Testing for lack of fit
lmer3<-lmer(Y~mst + fert + I(mst*fert) + I(mst*mst*fert)+ I(mst*fert*fert)+FERT:MST1+(1|Tray:MST1), REML = TRUE,data=data)
anova(lmer3,ddf="Kenward-Roger")
## Type III Analysis of Variance Table with Kenward-Roger's method
## Sum Sq Mean Sq NumDF DenDF F value Pr(>F)
## mst 0.06 0.06 1 27.3 0.08 0.7854
## fert 0.02 0.02 1 30.1 0.03 0.8616
## I(mst * fert) 7.92 7.92 1 18.1 10.53 0.0045 **
## I(mst * mst * fert) 6.29 6.29 1 19.3 8.37 0.0092 **
## I(mst * fert * fert) 2.58 2.58 1 24.0 3.43 0.0765 .
## FERT:MST1 6.83 0.68 10 24.7 0.89 0.5561
## ---
## Signif. codes: 0 '***' 0.001 '**' 0.01 '*' 0.05 '.' 0.1 ' ' 1
The significance level corresponding to the test of lack of fi t is 0.5561, indicating the reduced model adequately describes the data.
Model Coefficients
lmer3a<-lmer(Y~mst + fert + I(mst*fert) + I(mst*mst*fert)+ I(mst*fert*fert)+(1|Tray:MST1), REML = TRUE,data=data)
summary(lmer3a)
## Linear mixed model fit by REML. t-tests use Satterthwaite's method [
## lmerModLmerTest]
## Formula: Y ~ mst + fert + I(mst * fert) + I(mst * mst * fert) + I(mst *
## fert * fert) + (1 | Tray:MST1)
## Data: data
##
## REML criterion at convergence: 178.4
##
## Scaled residuals:
## Min 1Q Median 3Q Max
## -2.5070 -0.5291 0.0653 0.4456 1.6692
##
## Random effects:
## Groups Name Variance Std.Dev.
## Tray:MST1 (Intercept) 0.558 0.747
## Residual 0.757 0.870
## Number of obs: 48, groups: Tray:MST1, 12
##
## Fixed effects:
## Estimate Std. Error df t value Pr(>|t|)

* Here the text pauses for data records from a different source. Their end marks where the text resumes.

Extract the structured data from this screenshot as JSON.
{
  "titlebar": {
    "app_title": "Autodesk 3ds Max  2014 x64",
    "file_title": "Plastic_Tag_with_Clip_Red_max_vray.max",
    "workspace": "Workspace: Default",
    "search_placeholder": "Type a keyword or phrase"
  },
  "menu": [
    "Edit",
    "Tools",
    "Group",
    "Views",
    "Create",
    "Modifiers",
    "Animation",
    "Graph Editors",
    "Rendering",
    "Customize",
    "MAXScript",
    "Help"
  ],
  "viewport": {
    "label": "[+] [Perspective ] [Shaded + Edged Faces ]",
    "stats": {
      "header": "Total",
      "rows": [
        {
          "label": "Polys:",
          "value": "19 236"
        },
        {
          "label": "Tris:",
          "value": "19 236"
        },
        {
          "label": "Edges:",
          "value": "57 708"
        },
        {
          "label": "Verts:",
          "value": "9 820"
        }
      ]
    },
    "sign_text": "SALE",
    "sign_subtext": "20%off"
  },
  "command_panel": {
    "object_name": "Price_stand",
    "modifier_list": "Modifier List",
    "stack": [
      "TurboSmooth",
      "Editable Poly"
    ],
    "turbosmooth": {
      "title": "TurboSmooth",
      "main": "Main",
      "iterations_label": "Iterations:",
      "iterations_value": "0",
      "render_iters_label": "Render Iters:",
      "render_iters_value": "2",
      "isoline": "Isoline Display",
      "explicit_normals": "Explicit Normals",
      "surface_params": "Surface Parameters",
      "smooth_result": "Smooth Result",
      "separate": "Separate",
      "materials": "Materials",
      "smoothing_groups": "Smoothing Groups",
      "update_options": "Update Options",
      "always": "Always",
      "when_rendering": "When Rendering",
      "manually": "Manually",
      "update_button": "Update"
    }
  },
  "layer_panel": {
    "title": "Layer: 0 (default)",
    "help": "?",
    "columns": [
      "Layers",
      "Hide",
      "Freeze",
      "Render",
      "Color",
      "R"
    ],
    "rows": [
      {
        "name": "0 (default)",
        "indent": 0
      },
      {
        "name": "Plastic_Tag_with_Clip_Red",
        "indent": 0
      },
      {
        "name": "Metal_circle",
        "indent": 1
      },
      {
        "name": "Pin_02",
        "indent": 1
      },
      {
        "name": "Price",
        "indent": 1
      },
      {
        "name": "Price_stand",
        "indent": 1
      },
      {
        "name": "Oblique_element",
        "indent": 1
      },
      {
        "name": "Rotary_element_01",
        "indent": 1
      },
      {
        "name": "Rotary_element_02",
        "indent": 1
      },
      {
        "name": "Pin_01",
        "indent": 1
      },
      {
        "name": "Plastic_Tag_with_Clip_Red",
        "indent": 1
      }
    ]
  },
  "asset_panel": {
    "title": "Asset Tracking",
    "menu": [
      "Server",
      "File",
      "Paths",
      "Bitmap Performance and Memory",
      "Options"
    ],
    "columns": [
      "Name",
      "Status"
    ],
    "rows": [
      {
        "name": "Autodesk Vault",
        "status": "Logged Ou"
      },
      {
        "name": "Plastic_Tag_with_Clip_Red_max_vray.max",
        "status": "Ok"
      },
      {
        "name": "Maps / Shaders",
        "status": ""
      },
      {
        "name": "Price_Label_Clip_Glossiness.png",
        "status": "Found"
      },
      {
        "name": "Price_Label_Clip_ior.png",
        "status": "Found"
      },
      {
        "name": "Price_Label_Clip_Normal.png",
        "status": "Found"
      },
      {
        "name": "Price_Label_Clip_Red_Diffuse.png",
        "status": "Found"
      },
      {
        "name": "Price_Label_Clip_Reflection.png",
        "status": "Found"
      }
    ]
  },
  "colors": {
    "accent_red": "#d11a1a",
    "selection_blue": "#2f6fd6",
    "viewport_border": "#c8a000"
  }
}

## (Intercept) 1.953558 0.920448 32.987398 2.12 0.041 *
## mst 0.075312 0.040690 40.622841 1.85 0.071 .
## fert -1.079512 0.231841 37.847605 -4.66 3.9e-05 ***
## I(mst * fert) 0.172963 0.022470 36.511857 7.70 3.7e-09 ***
## I(mst * mst * fert) -0.003463 0.000373 25.441178 -9.28 1.2e-09 ***
## I(mst * fert * fert) 0.001838 0.001147 32.437572 1.60 0.119
## ---
## Signif. codes: 0 '***' 0.001 '**' 0.01 '*' 0.05 '.' 0.1 ' ' 1
##
## Correlation of Fixed Effects:
## (Intr) mst fert I(*fr) I(*m*f
## mst -0.754
## fert -0.444 0.335
## I(mst*fert) 0.153 -0.426 -0.789
## I(ms*m*frt) 0.000 0.000 0.805 -0.830
## I(ms*f*frt) 0.000 0.564 0.000 -0.510 0.000
## fit warnings:
## Some predictor variables are on very different scales: consider rescaling
Transforming the factors back to numeric.
a<-data.frame(emmeans(lmer1,~FERT*MST1))[,1:3]

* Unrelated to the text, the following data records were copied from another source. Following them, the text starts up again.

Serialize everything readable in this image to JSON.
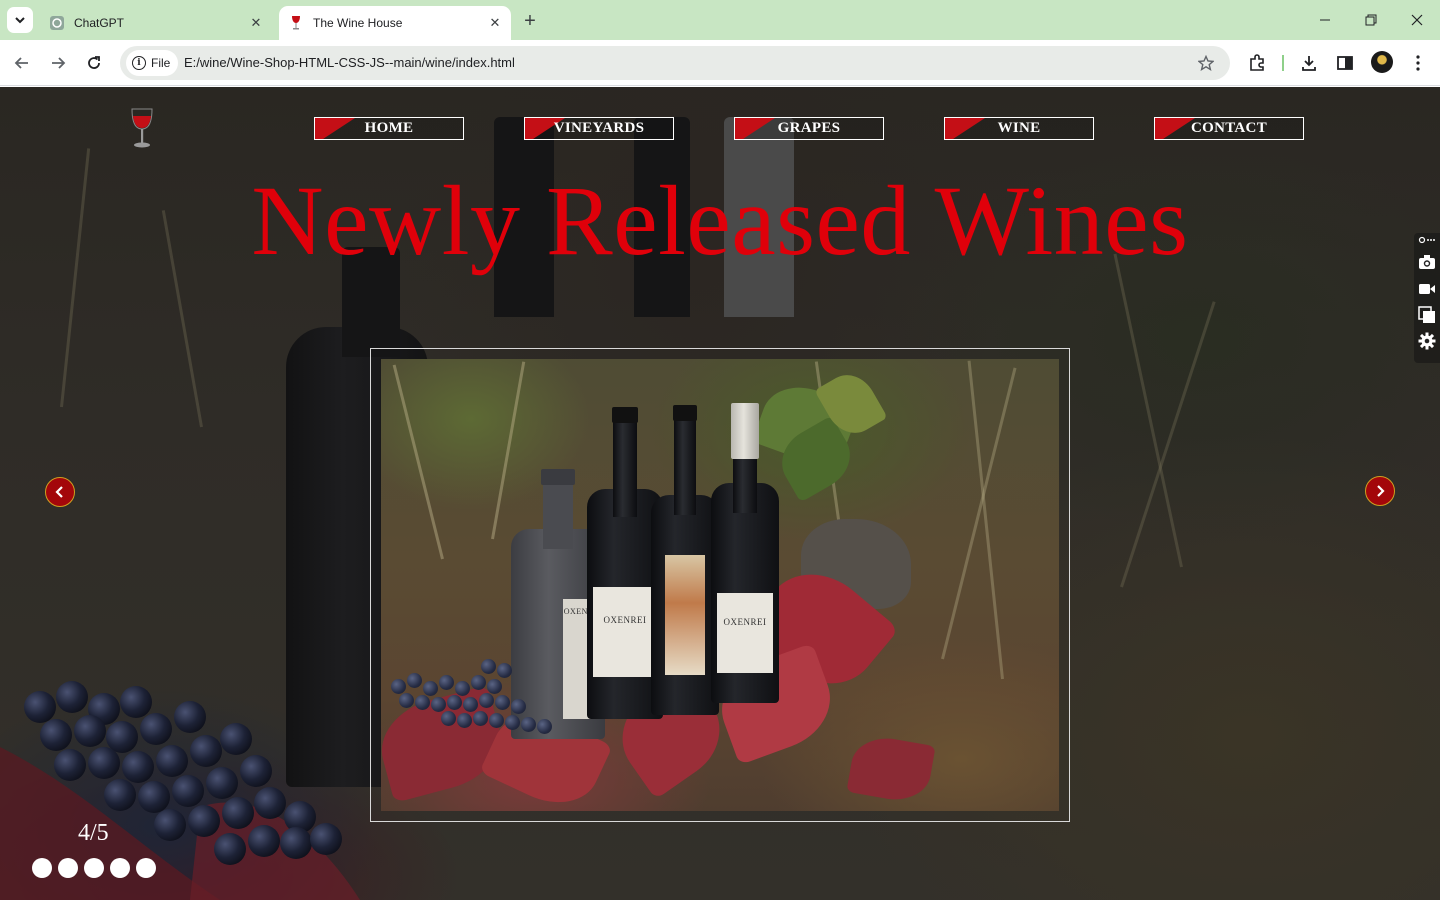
{
  "browser": {
    "tabs": [
      {
        "title": "ChatGPT",
        "active": false
      },
      {
        "title": "The Wine House",
        "active": true
      }
    ],
    "address": {
      "chip_label": "File",
      "url": "E:/wine/Wine-Shop-HTML-CSS-JS--main/wine/index.html"
    },
    "icons": [
      "tab-search-icon",
      "back-icon",
      "forward-icon",
      "reload-icon",
      "info-icon",
      "star-icon",
      "extensions-icon",
      "download-icon",
      "side-panel-icon",
      "menu-icon",
      "minimize-icon",
      "restore-icon",
      "close-icon"
    ]
  },
  "site": {
    "logo_icon": "wine-glass-icon",
    "nav": [
      {
        "label": "HOME"
      },
      {
        "label": "VINEYARDS"
      },
      {
        "label": "GRAPES"
      },
      {
        "label": "WINE"
      },
      {
        "label": "CONTACT"
      }
    ],
    "headline": "Newly Released Wines",
    "slider": {
      "counter": "4/5",
      "current": 4,
      "total": 5,
      "prev_icon": "chevron-left-icon",
      "next_icon": "chevron-right-icon",
      "photo_brand": "OXENREI"
    },
    "side_tools": [
      "link-icon",
      "camera-icon",
      "video-icon",
      "copy-icon",
      "gear-icon"
    ]
  },
  "colors": {
    "headline": "#e0000a",
    "nav_accent": "#c40f16",
    "chrome_titlebar": "#c8e6c3",
    "arrow_fill": "#a3060a"
  }
}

a$FERT=as.numeric(a$FERT)*2
a$MST1=as.numeric(a$MST1)*10
Using the model to predict surface with an expanded dataset.
pred_grid <- expand.grid(fert= seq(2,8, by=0.5), mst = seq(10,40, by=1))
predicted=function(x,y){
z=1.9535+x*0.07531-y*1.07951+x*y*0.17296-x*x*y*0.003463+x*y*y*0.0018379
}
pred_grid$predicted<-predicted(pred_grid$mst,pred_grid$fert)

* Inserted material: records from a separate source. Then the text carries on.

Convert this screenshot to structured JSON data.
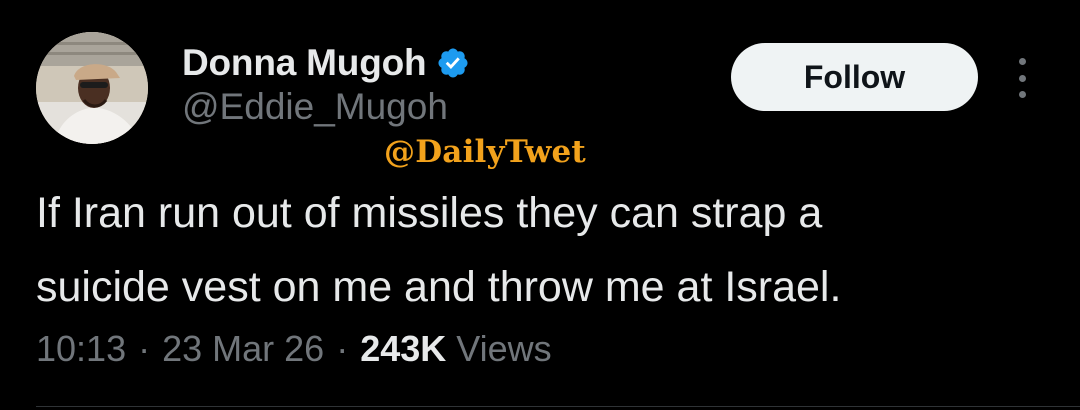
{
  "profile": {
    "display_name": "Donna Mugoh",
    "handle": "@Eddie_Mugoh",
    "verified": true,
    "verified_color": "#1d9bf0"
  },
  "watermark": {
    "text": "@DailyTwet",
    "color": "#f2a21c"
  },
  "actions": {
    "follow_label": "Follow",
    "more_icon": "more-vertical-icon"
  },
  "tweet": {
    "text": "If Iran run out of missiles they can strap a\nsuicide vest on me and throw me at Israel.",
    "time": "10:13",
    "separator": "·",
    "date": "23 Mar 26",
    "views_count": "243K",
    "views_label": "Views"
  },
  "colors": {
    "background": "#000000",
    "primary_text": "#e7e9ea",
    "secondary_text": "#71767b",
    "follow_bg": "#eff3f4"
  }
}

plot_ly(x = ~pred_grid$mst, y = ~pred_grid$fert, z = ~pred_grid$predicted, type = "mesh3d") %>%
add_markers(x = ~a$MST1, y = ~a$FERT, z = ~a$emmean) %>%
layout(scene = list(xaxis = list(title = 'Moisture'),
yaxis = list(title = 'Fertilizer'),
zaxis = list(title = 'Dry matter mean')))
The surface was fit with the reduced model indicated above. The regression model does a good job of describing the cell means (orange circles).